Michael Ferguson spoke previously about planning as being one of the things that he is so proud of. This is the Government that has brought in the worst Tasmanian Planning Scheme we have ever had. You only have to be a builder, a small home-owner wanting to make a change, or a member of the community wanting to have a say about a development - everyone is unhappy with the planning scheme. Every single person in Tasmania thinks it is a dog, compared to what it was. We all thought it could not have been worse and we were all wrong. We thought it was at the lowest bar in 2015 but Peter Gutwein made sure he took us to the next level. It is nothing to be proud of. It is not only bad for developers, it is bad for communities that want to have a say about development.

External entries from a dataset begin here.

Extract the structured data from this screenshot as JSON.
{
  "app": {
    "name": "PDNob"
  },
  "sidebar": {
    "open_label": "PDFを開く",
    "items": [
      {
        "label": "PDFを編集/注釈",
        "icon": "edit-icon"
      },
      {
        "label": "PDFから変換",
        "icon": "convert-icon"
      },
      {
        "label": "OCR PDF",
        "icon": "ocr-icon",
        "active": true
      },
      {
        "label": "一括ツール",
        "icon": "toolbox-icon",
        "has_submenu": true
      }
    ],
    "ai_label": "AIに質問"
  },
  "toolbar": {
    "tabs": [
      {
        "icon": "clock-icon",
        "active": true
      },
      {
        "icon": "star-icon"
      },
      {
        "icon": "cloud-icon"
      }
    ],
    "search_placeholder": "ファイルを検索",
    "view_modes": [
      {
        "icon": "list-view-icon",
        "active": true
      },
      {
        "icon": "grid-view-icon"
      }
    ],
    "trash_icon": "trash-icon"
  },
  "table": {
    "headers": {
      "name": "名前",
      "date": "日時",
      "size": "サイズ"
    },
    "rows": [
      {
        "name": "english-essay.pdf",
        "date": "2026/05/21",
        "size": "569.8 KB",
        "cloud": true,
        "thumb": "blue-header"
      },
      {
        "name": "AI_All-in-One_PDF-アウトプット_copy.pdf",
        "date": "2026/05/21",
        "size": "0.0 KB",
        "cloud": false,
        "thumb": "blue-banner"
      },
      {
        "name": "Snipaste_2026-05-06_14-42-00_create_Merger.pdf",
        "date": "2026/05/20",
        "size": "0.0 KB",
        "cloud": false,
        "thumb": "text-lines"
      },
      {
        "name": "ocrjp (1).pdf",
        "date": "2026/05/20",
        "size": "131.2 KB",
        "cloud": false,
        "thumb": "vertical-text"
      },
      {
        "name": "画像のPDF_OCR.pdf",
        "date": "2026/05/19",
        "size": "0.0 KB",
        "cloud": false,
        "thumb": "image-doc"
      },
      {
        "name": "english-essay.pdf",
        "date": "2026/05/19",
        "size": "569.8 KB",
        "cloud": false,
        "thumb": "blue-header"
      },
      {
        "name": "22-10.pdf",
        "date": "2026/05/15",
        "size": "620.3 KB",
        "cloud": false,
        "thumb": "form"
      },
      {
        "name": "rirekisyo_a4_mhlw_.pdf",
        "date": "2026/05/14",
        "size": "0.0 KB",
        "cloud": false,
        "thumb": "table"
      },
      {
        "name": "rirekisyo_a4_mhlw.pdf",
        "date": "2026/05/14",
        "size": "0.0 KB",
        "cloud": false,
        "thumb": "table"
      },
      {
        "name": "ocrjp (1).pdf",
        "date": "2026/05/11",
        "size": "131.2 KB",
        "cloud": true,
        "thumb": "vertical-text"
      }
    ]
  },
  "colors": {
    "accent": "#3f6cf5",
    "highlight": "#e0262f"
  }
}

Jeremy Rockliff has persisted on this course that other Liberal premiers have gone down. What it meant was, that although he is a man of heart, he did not step in and do anything about St Helen's mental health hospital and mothers and babies. He did not do that. He did not do anything effective for the thousands of people in psychiatric distress - people who desperately needed his help, people who are at risk of suicide. He did nothing about those people. He did a tiny little thing for a very small proportion of the patients who were going to St Helen's. However, that is not what was required. Meanwhile, he put his attention on a stadium. That is the problem.

He is looking for the one big fix but Tasmania needs thousands of homes, not one big stadium. We need a lot more resources - nurses in hospitals and teachers and schools. We need many more child safety officers, child protection officers and for the advice and referral line so that there can be responses to the notifications. There were over 700 notifications two weeks ago that were sitting there unanswered.

They are the core issues. Because the Liberals are persisting under Jeremy Rockliff at following the folly of the stadium and pursuing the Marinus Link, they are not focused on the other things Tasmanians care about most. They are not focused on building houses or solving the problem in the emergency departments that are real problems today, or providing the mental health services that are needed for Tasmanians. We are sorry to have to support this no confidence motion today but it has to be done.